Perspective

Webinar: Market review and the year ahead


2022: another year of robust economic growth

• Consumer spending – a key driver of the global economy – will remain strong, fuelled by pent-up demand and savings accumulated during the pandemic.

• Companies are set to increase spending this year, as they rebuild depleted inventories and invest in new plant and equipment.

• Governments will provide less of a boost to demand than in 2021, as pandemic support schemes come to an end.

Interest rates to rise, and inflation moderate, over the course of the year

• Inflation is unlikely to return to the very low levels that we saw before the pandemic.

• Markets are now pricing in four interest rate increases in the US. We are sceptical that we will see this many.

• In the UK, the BoE is expected to raise interest rates again in February and then pause as the economy digests the impact of a planned increase in National Insurance.

What are we doing in client portfolios?

• We are modestly “overweight” equities. We expect to see continued growth in the global economy and corporate earnings, both of which should support share prices. Equities tend to perform well when inflation is falling from high levels, as we expect to be the case this year.
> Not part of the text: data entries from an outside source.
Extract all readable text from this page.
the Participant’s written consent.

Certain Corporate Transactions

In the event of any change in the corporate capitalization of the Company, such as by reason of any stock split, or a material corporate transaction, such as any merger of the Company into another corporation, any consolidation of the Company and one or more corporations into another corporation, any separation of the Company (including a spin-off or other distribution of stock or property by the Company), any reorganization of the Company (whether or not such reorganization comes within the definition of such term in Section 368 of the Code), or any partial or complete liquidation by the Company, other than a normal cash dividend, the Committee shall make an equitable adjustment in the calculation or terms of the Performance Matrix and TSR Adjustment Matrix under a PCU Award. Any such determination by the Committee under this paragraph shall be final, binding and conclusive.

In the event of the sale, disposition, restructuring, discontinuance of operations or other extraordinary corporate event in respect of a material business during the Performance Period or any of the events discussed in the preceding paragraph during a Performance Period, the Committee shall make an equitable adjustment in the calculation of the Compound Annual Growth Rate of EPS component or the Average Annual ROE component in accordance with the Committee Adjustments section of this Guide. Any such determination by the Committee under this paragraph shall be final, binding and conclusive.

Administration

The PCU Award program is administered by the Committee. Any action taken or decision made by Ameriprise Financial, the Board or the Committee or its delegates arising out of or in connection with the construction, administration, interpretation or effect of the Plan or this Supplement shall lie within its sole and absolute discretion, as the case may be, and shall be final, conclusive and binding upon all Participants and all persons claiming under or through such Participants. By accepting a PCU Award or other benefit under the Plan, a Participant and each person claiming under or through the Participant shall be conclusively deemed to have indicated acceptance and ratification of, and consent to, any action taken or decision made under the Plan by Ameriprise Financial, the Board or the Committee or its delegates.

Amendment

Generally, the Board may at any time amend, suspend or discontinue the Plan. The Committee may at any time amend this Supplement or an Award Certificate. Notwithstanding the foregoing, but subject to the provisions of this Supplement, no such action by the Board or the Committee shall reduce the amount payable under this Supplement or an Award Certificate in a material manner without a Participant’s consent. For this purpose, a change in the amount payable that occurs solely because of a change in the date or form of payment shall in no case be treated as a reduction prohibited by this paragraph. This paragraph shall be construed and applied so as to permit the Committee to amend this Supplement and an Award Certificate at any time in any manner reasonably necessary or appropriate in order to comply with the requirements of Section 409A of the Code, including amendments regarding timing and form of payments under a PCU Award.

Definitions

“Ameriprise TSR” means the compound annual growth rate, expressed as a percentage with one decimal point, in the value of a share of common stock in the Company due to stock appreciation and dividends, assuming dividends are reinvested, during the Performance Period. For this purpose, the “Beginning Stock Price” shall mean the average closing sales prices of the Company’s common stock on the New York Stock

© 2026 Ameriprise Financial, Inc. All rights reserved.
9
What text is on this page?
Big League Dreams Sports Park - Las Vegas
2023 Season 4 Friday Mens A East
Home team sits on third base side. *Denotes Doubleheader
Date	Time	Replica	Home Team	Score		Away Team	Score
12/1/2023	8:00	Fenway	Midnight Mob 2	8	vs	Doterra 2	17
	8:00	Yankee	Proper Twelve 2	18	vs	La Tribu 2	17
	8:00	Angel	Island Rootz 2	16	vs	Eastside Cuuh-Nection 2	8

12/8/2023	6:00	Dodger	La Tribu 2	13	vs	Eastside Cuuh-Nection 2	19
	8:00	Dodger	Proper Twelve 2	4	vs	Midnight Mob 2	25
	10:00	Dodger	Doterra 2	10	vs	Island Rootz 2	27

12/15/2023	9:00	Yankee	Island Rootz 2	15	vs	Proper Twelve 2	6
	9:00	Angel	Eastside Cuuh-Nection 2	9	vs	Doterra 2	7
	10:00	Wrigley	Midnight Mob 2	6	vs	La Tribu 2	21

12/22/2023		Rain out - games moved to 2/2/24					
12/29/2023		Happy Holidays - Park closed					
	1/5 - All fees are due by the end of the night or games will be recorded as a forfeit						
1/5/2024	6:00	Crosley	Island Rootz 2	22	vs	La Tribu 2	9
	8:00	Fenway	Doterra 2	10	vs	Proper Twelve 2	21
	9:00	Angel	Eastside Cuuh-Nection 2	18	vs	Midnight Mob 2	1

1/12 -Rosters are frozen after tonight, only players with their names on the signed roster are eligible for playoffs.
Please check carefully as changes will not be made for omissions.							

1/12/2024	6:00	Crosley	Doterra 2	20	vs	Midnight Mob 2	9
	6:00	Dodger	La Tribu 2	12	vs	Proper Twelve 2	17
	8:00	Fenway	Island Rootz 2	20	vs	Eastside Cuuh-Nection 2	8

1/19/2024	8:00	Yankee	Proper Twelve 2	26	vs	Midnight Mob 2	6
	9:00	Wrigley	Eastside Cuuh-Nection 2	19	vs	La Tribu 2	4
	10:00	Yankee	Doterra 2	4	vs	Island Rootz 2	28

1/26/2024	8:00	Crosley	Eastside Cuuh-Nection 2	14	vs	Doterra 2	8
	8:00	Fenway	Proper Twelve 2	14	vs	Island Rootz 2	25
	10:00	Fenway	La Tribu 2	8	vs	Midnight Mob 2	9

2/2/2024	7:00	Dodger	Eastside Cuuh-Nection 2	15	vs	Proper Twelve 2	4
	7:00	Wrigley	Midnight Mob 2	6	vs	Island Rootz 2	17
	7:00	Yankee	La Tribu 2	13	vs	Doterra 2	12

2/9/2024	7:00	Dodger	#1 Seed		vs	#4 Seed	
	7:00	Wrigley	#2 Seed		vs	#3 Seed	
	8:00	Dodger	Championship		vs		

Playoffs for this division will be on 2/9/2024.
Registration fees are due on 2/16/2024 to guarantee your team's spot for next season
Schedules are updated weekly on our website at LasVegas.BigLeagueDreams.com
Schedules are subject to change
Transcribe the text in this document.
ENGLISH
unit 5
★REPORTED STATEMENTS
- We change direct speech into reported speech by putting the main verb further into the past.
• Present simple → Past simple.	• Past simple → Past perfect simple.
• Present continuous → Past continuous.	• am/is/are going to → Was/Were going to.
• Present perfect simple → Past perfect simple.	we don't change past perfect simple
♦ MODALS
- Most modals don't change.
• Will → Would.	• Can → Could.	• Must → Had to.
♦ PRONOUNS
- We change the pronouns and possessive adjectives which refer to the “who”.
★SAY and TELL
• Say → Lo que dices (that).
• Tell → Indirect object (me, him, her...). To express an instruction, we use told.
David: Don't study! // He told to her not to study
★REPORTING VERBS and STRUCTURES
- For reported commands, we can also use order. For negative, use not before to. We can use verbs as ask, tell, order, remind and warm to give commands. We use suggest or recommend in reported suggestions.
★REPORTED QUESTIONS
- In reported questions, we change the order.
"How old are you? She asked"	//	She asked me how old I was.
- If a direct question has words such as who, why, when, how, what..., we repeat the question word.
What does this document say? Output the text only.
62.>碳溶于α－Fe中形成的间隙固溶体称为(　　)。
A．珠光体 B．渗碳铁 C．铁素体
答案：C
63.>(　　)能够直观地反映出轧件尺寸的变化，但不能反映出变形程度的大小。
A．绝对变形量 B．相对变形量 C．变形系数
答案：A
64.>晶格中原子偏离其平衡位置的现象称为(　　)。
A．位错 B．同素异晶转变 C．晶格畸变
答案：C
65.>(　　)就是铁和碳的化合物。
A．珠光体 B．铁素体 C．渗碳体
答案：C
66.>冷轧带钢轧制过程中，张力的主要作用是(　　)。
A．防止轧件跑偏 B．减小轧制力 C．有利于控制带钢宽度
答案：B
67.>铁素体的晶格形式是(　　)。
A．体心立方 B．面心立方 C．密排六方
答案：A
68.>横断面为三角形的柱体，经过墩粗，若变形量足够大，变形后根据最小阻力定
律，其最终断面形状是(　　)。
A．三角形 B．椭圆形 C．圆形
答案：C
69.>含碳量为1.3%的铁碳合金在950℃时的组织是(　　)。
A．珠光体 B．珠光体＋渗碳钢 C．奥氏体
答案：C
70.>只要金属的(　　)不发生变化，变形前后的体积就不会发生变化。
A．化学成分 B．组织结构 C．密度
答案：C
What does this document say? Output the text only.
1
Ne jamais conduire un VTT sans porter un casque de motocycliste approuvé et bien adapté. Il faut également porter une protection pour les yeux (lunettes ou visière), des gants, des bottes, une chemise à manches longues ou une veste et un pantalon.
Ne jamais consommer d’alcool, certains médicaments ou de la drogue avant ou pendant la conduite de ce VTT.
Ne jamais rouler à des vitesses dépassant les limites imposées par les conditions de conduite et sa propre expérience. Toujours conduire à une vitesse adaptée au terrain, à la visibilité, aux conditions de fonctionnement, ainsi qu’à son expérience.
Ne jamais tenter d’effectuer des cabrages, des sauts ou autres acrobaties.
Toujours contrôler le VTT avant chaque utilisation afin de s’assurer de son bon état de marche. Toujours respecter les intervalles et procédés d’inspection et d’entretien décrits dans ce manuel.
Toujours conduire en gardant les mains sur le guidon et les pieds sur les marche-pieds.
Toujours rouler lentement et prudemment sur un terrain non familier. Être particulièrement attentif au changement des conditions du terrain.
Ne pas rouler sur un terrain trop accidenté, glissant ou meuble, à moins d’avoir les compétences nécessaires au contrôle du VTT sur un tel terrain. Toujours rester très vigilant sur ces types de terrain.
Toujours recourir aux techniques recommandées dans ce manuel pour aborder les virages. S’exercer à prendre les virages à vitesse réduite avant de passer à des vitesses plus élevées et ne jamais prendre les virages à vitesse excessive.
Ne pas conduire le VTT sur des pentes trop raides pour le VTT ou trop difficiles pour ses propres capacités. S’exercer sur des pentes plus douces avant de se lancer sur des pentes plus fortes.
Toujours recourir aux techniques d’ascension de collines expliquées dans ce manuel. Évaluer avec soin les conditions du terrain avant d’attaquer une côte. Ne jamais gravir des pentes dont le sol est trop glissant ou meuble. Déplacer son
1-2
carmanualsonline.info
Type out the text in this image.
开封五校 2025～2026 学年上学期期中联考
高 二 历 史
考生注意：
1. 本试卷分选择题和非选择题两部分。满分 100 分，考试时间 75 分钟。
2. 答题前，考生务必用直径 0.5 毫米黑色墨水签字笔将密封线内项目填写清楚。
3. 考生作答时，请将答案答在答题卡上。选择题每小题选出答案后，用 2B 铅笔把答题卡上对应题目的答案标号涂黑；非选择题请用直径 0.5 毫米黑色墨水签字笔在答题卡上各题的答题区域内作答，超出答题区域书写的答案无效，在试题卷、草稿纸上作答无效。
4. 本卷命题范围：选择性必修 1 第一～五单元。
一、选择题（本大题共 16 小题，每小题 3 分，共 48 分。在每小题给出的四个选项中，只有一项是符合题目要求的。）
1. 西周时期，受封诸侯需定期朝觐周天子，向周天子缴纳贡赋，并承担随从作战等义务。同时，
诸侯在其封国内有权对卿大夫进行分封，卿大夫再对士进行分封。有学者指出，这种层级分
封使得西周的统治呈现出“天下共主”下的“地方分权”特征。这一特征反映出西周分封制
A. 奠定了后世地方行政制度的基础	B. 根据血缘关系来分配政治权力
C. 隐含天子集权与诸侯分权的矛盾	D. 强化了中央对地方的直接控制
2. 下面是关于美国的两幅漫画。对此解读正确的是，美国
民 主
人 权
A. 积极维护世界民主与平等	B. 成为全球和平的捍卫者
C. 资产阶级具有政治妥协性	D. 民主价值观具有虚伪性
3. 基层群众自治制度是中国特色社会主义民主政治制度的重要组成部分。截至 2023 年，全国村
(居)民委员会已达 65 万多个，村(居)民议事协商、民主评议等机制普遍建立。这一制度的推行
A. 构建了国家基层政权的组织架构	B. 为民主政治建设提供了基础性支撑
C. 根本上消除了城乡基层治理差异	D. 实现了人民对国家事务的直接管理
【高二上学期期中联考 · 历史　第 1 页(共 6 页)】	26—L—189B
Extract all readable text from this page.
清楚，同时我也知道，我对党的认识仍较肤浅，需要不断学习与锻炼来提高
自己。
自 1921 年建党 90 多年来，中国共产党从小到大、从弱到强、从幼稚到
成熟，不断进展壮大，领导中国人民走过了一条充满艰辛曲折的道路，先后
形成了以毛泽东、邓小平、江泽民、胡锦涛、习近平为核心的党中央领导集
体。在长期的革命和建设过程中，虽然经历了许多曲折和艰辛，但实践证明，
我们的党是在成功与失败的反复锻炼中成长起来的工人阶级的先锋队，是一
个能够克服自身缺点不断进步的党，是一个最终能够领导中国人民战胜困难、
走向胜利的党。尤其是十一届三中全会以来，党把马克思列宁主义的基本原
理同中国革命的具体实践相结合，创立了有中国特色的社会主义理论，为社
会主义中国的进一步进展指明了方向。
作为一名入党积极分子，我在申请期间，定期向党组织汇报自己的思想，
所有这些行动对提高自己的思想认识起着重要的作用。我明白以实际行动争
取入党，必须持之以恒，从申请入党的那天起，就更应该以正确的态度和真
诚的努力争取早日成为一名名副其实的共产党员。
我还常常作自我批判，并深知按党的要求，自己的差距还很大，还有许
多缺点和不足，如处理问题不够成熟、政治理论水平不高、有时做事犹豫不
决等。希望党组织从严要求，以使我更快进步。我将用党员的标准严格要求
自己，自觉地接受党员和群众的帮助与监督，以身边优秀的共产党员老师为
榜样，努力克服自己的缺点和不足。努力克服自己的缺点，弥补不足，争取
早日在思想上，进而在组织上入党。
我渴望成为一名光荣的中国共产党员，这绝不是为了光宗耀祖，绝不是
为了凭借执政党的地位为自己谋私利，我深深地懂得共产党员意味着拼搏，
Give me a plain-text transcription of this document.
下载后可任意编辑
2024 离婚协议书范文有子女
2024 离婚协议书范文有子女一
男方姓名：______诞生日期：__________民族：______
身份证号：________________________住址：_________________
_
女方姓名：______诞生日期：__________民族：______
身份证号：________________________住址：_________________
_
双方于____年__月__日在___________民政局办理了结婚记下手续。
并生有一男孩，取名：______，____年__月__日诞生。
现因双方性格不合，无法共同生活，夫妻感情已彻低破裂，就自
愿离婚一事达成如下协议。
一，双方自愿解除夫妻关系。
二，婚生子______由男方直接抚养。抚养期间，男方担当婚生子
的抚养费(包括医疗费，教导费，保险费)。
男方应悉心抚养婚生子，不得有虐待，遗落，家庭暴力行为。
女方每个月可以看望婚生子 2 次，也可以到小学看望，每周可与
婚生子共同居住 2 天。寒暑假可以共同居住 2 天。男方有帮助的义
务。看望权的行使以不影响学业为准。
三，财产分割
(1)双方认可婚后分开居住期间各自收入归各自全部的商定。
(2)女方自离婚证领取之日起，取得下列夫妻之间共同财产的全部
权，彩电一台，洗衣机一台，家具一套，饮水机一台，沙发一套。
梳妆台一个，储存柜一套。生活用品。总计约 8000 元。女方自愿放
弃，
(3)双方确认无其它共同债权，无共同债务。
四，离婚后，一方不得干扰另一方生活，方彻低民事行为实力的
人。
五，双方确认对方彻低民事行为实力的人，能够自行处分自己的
However, as growth slows from last year, we are more likely to experience corrections along the way.

• As interest rates rise, we could well see “value” stocks (which have a lower valuation than the broader market) outperform “growth” stocks (which are growing faster than the broader market). This suggests that stock markets outside the US could finally start to outperform the US, which has a greater bias towards growth sectors. We have significant exposure to both value sectors and non-US equities.

• We prefer alternative investments to fixed income and have recently increased our exposure to commodities. When interest rates are rising, commodities actually tend to act as a better inflation hedge than inflation-linked bonds. There are other reasons why we like commodities. Demand for industrial metals is increasing as a result of the energy transition. Commodities could also help protect portfolios from a spike in energy prices resulting from geopolitical tensions.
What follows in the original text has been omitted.